This reasoning sounded a bit convenient at the time. Huawei could jump through all the security hoops it liked, but it would never be able to “prove” its innocence. Meanwhile, America was able to diminish the companies that might once day threaten its own technology industry.
In hindsight, it is clear from America’s own behaviour that it has good reason to be suspicious. Last year’s revelations about the amount of data America’s National Security Agency collects via Google, Apple, Facebook and others laid bare how prolific such spying has become.
The NSA “scandal” stopped Washington from being able to take the moral high ground, but it also gave weight to its argument that foreign technology could become a vehicle for espionage. When, in May, the US Justice Department took the unprecedented step of suing China’s People’s Liberation Army for stealing corporate secrets, there was little debate about whether this could be true. Instead, cybersecurity experts alleged that America must have engaged in a little spying of its own in order to gather the evidence.
None of this is to say that China does not carry blame for the escalating tension. It has responded to the US government crackdown on Huawei and ZTE with eye-for-an-eye vigour, going against the grain of globalisation by seeding some kind of technological nationalism. Beijing has banned government officials from buying antivirus software from American companies such as Symantec Corporation and Kaspersky Lab, and blacklisted Microsoft’s Windows 8 software for use in low-energy computers. By banning Apple products – the iPad and the MacBook among them – it has gone for the jugular.

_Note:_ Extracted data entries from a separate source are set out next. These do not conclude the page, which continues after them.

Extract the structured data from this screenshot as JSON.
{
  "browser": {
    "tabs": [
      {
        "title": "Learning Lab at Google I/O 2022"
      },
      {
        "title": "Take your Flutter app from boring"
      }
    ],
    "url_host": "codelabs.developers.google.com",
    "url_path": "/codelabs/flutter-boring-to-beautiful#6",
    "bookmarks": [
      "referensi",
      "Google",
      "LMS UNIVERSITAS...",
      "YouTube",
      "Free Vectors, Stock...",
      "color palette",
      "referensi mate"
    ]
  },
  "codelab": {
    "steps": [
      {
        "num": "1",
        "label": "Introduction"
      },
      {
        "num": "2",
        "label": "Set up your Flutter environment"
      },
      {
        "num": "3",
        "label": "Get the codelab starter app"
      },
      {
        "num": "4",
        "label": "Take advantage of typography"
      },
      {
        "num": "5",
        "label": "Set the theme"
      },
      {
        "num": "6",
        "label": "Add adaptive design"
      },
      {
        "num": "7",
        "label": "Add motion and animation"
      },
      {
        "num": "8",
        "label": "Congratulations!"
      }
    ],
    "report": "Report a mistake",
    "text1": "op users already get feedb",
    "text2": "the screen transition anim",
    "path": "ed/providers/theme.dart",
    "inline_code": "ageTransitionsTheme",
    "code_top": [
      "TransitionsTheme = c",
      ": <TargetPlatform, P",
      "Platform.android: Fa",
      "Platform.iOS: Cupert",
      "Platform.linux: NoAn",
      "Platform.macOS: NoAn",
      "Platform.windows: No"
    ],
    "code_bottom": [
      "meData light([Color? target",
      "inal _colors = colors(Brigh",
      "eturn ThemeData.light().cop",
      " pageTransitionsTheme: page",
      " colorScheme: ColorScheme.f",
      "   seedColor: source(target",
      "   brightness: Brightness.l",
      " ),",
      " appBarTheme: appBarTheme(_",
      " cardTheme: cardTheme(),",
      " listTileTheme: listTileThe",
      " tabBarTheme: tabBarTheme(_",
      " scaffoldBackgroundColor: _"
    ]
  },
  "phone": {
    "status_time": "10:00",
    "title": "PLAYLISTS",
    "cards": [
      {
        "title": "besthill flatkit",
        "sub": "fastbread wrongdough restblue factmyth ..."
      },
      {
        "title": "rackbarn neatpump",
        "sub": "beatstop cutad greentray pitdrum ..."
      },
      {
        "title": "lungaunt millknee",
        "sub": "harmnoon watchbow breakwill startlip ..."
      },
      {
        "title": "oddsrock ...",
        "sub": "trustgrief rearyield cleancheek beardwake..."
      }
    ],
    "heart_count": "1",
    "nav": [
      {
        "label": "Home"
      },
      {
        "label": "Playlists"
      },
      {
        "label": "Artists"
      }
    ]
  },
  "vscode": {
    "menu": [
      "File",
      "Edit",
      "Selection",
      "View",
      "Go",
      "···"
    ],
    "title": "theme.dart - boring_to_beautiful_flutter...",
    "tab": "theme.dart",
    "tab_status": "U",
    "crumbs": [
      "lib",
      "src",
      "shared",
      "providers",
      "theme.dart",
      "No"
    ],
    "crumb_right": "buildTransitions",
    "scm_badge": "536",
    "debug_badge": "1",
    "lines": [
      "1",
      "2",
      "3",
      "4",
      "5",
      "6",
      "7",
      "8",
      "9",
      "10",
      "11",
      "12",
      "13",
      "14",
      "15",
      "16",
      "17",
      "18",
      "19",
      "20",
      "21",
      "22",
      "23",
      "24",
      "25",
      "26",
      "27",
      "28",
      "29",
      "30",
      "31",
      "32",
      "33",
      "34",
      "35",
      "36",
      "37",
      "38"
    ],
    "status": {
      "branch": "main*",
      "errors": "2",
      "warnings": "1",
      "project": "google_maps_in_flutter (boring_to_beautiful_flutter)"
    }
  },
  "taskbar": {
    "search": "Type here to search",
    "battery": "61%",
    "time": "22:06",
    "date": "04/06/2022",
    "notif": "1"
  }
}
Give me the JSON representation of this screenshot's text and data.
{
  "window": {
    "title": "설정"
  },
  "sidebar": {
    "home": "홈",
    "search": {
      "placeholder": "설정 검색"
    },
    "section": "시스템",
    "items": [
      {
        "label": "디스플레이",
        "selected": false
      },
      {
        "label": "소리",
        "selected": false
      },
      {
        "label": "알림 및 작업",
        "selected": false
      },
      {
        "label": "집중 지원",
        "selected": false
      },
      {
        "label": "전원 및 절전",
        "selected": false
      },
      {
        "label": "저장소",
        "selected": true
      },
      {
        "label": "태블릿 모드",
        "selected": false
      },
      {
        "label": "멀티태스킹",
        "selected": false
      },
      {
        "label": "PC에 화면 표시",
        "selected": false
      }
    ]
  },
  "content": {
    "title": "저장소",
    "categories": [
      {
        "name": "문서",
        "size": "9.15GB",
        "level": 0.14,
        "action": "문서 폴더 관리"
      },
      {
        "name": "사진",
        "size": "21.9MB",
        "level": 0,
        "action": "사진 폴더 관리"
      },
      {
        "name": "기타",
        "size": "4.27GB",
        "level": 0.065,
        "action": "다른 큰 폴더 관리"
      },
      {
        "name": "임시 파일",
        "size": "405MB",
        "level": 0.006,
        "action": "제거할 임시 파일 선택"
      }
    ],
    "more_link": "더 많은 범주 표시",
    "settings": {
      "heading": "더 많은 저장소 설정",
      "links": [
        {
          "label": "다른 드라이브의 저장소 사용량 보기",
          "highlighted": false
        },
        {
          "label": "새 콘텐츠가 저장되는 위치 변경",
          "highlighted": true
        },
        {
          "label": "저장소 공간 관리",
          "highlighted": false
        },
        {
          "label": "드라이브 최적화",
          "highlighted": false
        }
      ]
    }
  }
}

Given the revelations of the past 12 months, it seems unlikely these gadgets are never used for spying (the same could be said for pretty much any smartphone, computer or tablet). But the ban on Apple products is also symbolic. This is, after all, the biggest technology company in the world, and – for a period in the not so distant past – the biggest public company full stop.
However, as Beijing is well aware, much of Apple’s success is staked not on the US, but on China. Millions of its products are assembled in Foxconn factories just down the road from Huawei, by workers who are relatively well paid by Chinese standards but who still only take a tiny sliver of Apple’s income.
At the same time, the company is looking to China’s rapidly emerging middle class to buy its products and help sustain its fantastic momentum. Tim Cook, chief executive, has said it is one of Apple’s top strategic priorities to gain a stronger foothold in China, and that the country will eventually surpass the US to become the most important market of one of America’s most important companies.
That ambition will never come to pass if Beijing and Washington continue in their tit-for-tat war of blocking technology produced in each other’s countries. Between them, they are drawing up an old world map for technology, where products’ potential is limited by geography, and geography limits innovation.